Solar energy production is set to become a cheaper way to generate power than coal by 2021, a shift fueled by massive investments in large solar farms by quick-growing economies such as China and India [1]. The integration of large scale photo-voltaic arrays into the electricity grid poses a unique challenge to grid operators–solar power is an inherently variable power source which can fluctuate rapidly over small spatial and temporal scales. Events as common-place as a cloud passing between the sun and a solar panel can cause a rapid change in the power output of the panel, an event known as ramping. Being able to predict the output of a solar array is necessary for system operators to smooth ramping events, and to “procure energy and ancillary services in the intra-hour to day-ahead time frame, thereby minimizing costs and improving services” for consumers [2].

While techniques such as numerical weather prediction and satellite cloud tracking do provide some reliable predictions of global horizontal irradiance (a measure of the direct and diffuse solar radiation reaching the earth’s surface), these techniques fall short for predictions at a high spatial and temporal resolutions [3]. It is this gap in prediction techniques that ground-based sky imaging systems seek to fill. Within the intra-hour time frame, clouds represent the single most important influence on GHI. By collecting images from a camera located at the site, cloud cover which will directly impact the solar panels at that location can be identified, categorized, and tracked using a variety of computer vision techniques, allowing the solar panel operators to predict ramping events that will affect the power output.

Overview of the Project

Over the course of the semester, I developed a method for extracting cloud cover percentage and cloud density from a ground-based sky image. I utilized the OpenCV Library in Java and the Image Processing Module in MATLAB to create a simple, yet effective, algorithm for extracting these details from an image. The images I used to train and test the techniques are from two databases, SWIMCAT and SWIMSEG, which are explained in more detail here. A visual overview of the process is shown in Figure 1 below. Details about segmenting the images into cloud and sky regions can be found here, and more information about density categorization of the images is here.

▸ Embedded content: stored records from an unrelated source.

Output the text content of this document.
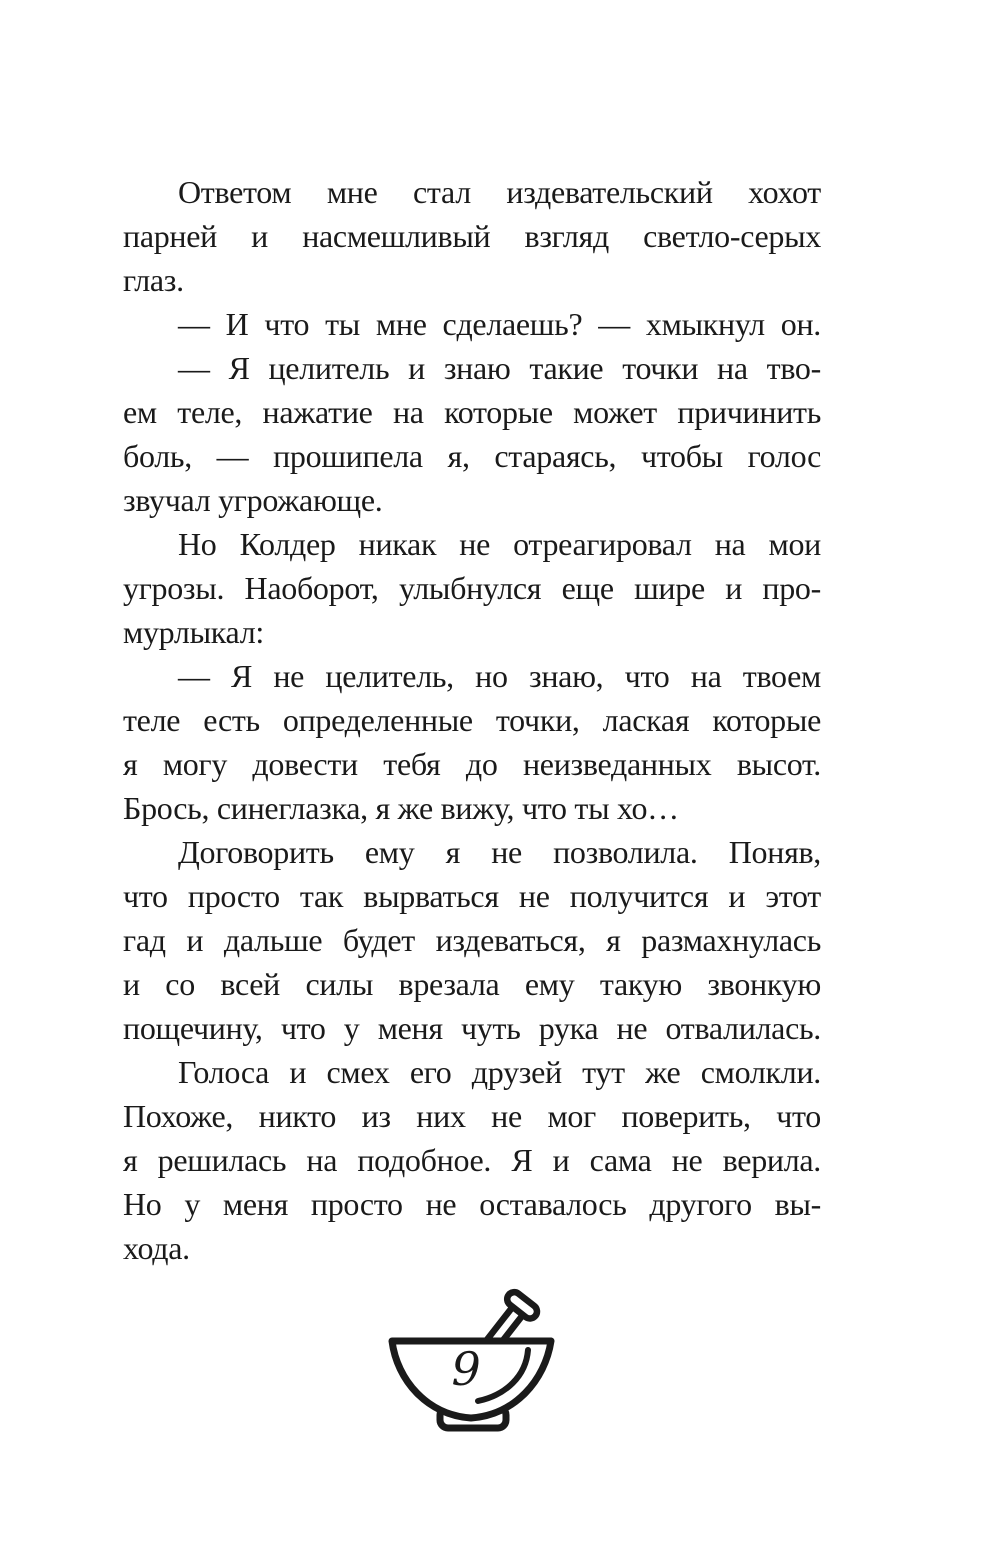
Ответом мне стал издевательский хохот
парней и насмешливый взгляд светло-серых
глаз.
— И что ты мне сделаешь? — хмыкнул он.
— Я целитель и знаю такие точки на тво-
ем теле, нажатие на которые может причинить
боль, — прошипела я, стараясь, чтобы голос
звучал угрожающе.
Но Колдер никак не отреагировал на мои
угрозы. Наоборот, улыбнулся еще шире и про-
мурлыкал:
— Я не целитель, но знаю, что на твоем
теле есть определенные точки, лаская которые
я могу довести тебя до неизведанных высот.
Брось, синеглазка, я же вижу, что ты хо…
Договорить ему я не позволила. Поняв,
что просто так вырваться не получится и этот
гад и дальше будет издеваться, я размахнулась
и со всей силы врезала ему такую звонкую
пощечину, что у меня чуть рука не отвалилась.
Голоса и смех его друзей тут же смолкли.
Похоже, никто из них не мог поверить, что
я решилась на подобное. Я и сама не верила.
Но у меня просто не оставалось другого вы-
хода.
9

Figure 1: Overview of Process

Overview of Detection and Categorization Process

References

  1.  Shankleman, Jess, and Hayley Warren. “Solar Power Will Kill Coal Faster Than You Think.”Bloomberg, 15 June 2017, www.bloomberg.com/news/articles/2017-06-15/solar-power-will-kill-coal-sooner-than-you-think.
  2. Richardson, Walter, et al. “A Low Cost, Edge Computing, All-Sky Imager for Cloud Tracking and Intra-Hour Irradiance Forecasting.” Sustainability, vol. 9, no. 4, 2017, p. 482., doi:10.3390/su9040482.
  3. Chow, Chin Wai, et al. “Intra-Hour Forecasting with a Total Sky Imager at the UC San Diego Solar Energy Testbed.” Solar Energy, Pergamon, 13 Sept. 2011, www.sciencedirect.com/science/article/pii/S0038092X11002982.